While its new 2015 Volkswagen e-Golf will be the first-ever plug-in electric VW sold in the U.S., the German carmaker has a surprisingly long history of prototype electric cars.
Two weeks ago, during a drive event for its VW e-Golf and e-Up production models, along with prototype Golf GTE plug-in hybrids, Volkswagen showed off restored examples of some of its earlier electric test vehicles.
Volkswagen has experimented with electric cars since the 1970s, when the Volkswagen Golf (Rabbit) platform was first produced.
These electric conversions were built in very limited numbers--dozens or perhaps 100--to give the company a better understanding of how real-world users treated cars with electric drive.
Volkswagen Golf City Stromer Mk II, historic VW electric car at Tempelhof Airport, Berlin
All of them used heavy, low-capacity lead-acid batteries. In the Golf models, they were located under the rear seat and the load bay, resulting in reduced rear space and an awkward and very reclined rear seat-back angle.
On display (though apparently not in running condition) were two different generations of VW Golf City Stromer--based on second- and third-generation Golf hatchbacks--along with an even earlier VW Transporter T2 Elektro.
The name's not a typo: "Stromer" comes from the German word "Strom", or "Current," with the "City" prefix alluded to the limited range and city-car usage of the test vehicles.
The second-generation Range Stromer, based on a late-Eighties Golf, used VW used heavy lead-acid gel batteries and an anemic 18.5-kilowatt electric motor.
It provided a range of 50 to 60 miles on a good day, and a top speed of around 60 mph. And the third-generation model was little better.
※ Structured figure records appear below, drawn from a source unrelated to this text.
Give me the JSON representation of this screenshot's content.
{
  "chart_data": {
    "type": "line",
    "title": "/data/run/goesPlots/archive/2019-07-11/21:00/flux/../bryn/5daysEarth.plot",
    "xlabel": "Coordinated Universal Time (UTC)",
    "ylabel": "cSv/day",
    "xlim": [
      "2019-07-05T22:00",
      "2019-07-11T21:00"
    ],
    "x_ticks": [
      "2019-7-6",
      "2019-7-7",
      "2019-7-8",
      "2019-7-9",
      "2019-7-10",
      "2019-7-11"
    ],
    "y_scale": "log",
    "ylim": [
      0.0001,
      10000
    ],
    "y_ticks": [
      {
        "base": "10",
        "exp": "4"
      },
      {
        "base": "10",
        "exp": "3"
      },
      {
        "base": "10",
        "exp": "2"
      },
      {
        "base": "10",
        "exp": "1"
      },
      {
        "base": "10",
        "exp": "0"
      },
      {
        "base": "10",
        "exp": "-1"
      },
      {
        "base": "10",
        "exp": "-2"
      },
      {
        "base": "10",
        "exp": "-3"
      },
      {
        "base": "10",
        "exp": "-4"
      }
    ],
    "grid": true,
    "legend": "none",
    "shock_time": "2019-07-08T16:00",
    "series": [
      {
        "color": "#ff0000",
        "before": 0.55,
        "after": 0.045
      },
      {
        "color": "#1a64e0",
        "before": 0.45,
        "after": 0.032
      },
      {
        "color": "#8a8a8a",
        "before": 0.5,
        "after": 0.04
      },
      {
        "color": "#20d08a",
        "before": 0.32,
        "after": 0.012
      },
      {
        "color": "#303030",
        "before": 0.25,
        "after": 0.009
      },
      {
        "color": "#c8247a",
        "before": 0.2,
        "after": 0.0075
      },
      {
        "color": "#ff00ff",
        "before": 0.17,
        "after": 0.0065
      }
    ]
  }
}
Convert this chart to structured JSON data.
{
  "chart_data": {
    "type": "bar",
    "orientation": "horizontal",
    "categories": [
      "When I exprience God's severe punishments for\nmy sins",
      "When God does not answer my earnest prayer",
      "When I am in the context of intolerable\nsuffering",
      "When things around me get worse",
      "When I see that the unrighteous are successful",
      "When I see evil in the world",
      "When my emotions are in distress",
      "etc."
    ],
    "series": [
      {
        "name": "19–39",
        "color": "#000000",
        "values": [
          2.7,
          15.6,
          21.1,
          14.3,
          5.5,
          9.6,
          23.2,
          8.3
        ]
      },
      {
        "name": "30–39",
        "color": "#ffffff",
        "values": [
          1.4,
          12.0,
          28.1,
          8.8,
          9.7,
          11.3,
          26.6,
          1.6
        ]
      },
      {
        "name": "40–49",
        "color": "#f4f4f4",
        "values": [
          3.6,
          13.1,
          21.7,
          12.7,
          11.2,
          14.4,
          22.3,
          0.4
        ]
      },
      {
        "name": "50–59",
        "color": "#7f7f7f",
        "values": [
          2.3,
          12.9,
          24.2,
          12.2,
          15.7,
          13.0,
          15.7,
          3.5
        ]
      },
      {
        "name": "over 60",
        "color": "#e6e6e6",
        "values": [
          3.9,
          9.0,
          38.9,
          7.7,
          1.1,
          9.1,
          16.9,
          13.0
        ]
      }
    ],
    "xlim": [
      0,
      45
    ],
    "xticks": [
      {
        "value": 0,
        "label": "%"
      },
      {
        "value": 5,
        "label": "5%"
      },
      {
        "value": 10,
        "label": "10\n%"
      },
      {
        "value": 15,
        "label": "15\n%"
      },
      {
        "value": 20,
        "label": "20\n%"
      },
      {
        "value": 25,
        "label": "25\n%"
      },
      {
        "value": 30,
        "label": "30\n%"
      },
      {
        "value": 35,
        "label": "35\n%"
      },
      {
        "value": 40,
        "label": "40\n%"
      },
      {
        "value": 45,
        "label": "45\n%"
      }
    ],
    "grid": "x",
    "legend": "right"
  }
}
Our contributor Nikki Gordon-Bloomfield wrote about her own second-generation Golf City Stromer, now owned by Volkswagen of Great Britain, which is restoring it.
Perhaps most interesting was an electric conversion of a Volkswagen Type 2 Transporter, better known in the U.S. in its multi-window form as the "VW Van" of hippie and surfer legend.
Volkswagen provided relatively little information beyond the name plates (and, frankly, we were driving new plug-in VWs most of the day), but the T2 Elektro obviously carried banks of lead-acid batteries under its floor as well.
We'd welcome more information on these historic electric Volkswagens.
Meanwhile, enjoy the photos--and reflect on how very far the state of the art in electric cars has come since that first electric Golf 40 years ago!